Americanas reported a net loss of 496 million reais in Q1, down from a profit last year, citing Easter’s influence as a key factor. Adjusted EBITDA also fell significantly, while net revenue declined 17.4%. The company, still navigating bankruptcy, is working to stabilize its operations and plans to open new stores later this year.
Brazil’s Americanas, the retail giant, has reported a major operating loss for the first quarter of this year, revealing a staggering net loss of 496 million reais, roughly $88 million. This downturn starkly contrasts with a profit of 453 million reais recorded in the same period last year. The company attributed this significant loss to the Easter holiday, which fell in the second quarter this year rather than the first, leading to what they call an unfavorable timing mismatch.

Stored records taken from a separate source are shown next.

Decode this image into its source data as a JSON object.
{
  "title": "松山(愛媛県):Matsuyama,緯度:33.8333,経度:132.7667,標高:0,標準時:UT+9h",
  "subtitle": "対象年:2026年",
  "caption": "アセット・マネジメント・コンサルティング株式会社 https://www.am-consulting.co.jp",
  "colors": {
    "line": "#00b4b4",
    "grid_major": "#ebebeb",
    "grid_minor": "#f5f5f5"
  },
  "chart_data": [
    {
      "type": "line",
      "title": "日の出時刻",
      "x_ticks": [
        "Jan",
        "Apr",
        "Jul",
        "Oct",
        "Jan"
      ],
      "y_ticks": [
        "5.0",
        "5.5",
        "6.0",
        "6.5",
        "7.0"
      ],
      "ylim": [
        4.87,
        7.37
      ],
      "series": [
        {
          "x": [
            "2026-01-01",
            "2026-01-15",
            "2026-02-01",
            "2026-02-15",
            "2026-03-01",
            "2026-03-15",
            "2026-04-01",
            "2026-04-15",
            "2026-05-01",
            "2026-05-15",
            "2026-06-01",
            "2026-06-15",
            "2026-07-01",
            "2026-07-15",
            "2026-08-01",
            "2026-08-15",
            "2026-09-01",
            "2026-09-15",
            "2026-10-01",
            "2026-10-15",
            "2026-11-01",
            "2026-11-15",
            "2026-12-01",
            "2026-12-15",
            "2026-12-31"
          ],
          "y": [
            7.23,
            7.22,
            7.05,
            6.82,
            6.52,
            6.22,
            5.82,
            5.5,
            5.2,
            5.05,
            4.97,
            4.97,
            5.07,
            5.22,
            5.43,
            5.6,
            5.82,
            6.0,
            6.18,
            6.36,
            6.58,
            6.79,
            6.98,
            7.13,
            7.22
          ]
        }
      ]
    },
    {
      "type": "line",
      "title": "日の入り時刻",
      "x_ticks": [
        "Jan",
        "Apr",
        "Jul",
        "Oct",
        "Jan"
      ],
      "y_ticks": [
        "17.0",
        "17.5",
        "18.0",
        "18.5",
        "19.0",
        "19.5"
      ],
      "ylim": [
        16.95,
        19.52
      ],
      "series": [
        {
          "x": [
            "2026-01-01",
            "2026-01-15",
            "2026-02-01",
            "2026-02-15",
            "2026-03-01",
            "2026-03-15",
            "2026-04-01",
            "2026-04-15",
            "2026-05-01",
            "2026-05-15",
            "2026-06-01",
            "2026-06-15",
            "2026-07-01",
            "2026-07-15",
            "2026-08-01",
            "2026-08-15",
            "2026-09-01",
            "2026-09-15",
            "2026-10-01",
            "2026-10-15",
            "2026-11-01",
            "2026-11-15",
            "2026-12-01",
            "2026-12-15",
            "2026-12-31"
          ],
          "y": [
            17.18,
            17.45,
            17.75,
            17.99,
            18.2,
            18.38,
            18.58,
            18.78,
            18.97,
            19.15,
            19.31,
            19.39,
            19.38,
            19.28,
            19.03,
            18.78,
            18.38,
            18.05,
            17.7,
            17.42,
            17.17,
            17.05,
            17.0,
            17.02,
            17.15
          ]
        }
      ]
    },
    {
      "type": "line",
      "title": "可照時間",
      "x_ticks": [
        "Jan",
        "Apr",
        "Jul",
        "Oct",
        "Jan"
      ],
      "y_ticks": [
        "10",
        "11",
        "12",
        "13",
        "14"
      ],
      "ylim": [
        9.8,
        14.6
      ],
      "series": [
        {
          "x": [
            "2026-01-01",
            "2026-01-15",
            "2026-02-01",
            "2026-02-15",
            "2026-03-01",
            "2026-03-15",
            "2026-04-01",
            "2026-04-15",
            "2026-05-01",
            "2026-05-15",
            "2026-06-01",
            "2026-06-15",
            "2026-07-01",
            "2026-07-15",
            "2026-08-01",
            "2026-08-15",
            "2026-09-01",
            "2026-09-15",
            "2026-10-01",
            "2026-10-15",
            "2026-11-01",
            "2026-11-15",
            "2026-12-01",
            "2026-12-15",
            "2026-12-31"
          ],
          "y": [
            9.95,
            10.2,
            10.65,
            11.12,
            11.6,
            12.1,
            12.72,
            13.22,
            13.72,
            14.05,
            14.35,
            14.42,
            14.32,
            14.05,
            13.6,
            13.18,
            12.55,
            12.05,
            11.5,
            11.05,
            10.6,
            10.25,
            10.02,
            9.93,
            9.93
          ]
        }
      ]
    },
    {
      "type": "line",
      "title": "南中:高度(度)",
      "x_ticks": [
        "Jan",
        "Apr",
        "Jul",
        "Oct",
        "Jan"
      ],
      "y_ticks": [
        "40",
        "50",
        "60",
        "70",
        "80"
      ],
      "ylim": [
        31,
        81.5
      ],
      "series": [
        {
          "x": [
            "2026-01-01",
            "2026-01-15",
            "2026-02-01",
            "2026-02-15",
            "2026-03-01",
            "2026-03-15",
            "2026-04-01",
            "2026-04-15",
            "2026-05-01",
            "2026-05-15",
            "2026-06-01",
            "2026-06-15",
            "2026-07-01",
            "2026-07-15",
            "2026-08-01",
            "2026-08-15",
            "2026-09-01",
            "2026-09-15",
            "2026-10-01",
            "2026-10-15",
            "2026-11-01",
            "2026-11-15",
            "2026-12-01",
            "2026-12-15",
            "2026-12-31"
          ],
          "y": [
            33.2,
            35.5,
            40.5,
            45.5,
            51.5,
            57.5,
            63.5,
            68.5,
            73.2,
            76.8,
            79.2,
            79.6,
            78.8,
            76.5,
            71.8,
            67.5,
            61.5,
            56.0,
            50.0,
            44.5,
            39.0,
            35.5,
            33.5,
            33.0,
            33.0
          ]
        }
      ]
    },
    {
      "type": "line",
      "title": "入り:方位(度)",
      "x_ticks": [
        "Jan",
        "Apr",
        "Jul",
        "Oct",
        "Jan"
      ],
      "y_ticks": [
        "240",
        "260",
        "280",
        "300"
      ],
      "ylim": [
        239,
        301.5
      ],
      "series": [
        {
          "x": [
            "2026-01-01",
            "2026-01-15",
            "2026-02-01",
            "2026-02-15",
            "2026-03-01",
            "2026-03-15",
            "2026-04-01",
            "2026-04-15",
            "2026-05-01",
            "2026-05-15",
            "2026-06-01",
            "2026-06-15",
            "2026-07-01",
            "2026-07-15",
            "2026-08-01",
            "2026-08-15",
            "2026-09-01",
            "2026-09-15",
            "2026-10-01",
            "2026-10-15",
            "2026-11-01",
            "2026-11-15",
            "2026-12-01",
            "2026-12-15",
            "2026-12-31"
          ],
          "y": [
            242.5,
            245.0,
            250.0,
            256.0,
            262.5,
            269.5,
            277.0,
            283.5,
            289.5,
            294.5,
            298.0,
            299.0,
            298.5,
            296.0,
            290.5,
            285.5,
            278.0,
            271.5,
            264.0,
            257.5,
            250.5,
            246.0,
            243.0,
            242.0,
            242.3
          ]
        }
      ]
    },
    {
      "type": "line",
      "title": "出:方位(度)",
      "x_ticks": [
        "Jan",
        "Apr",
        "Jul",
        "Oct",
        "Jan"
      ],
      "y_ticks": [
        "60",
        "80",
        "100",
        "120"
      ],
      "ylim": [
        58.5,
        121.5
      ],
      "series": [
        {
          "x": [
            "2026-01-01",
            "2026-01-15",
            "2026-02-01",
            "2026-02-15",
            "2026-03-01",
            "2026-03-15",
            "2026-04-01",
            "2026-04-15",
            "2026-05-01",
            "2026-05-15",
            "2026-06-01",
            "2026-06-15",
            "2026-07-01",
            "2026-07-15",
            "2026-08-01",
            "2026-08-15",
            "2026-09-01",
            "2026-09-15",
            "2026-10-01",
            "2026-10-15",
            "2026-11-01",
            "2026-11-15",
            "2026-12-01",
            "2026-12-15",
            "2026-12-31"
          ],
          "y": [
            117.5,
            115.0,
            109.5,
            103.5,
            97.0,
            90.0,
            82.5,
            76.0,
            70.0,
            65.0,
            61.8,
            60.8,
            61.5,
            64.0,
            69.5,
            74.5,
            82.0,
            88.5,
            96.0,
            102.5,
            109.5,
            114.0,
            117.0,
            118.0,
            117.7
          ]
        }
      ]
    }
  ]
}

In the financial report, Americanas noted an adjusted negative EBITDA (earnings before interest, taxes, depreciation, and amortization) of 20 million reais, a steep decline from a positive 243 million reais year-on-year. The Chief Executive, Leonardo Coelho, elaborated on the situation, highlighting how crucial the Easter period is for sales, likening its importance to that of the Christmas season. “Easter is almost as important to us as Christmas,” Coelho explained during an interview.
Despite the current setbacks, Coelho remains optimistic about future growth. He mentioned that had one compared the first four months of 2025 with the corresponding span last year, revenue would have seen a rise of approximately 10%. However, that optimism is tempered by the stark reality of this quarter’s net revenue, which plunged by 17.4%, landing at 3.06 billion reais.
Americanas is still grappling with the aftershocks of a major financial crisis triggered by the exposure of a multi-billion dollar accounting fraud by the company’s prior executives. The impact of this scandal has lingered, and as it stands, the retailer is under bankruptcy protection, a legal move to reorganize its debts and keep the business running. Coelho asserted that they’ve been making strides in improving quarterly results, although he acknowledged that full recovery would take time.
The company is actively working to enhance the profitability of its underperforming stores and has closed around 80 retail locations in 2024. For the latter half of this year, Americanas has plans to broaden its footprint by opening new locations, particularly targeting the northeastern region of Brazil. This expansion effort is part of an overall strategy to regain financial stability and boost market presence.
In summary, Americanas has faced a significant challenge in the first quarter, with a net loss attributed to the Easter holiday’s timing. The company’s current issues are compounded by a past accounting scandal, but there are ongoing efforts to recover, including store revitalization and new openings planned for the second half of the year. It’s a tough road ahead, but the leadership remains cautiously optimistic about future revenue growth.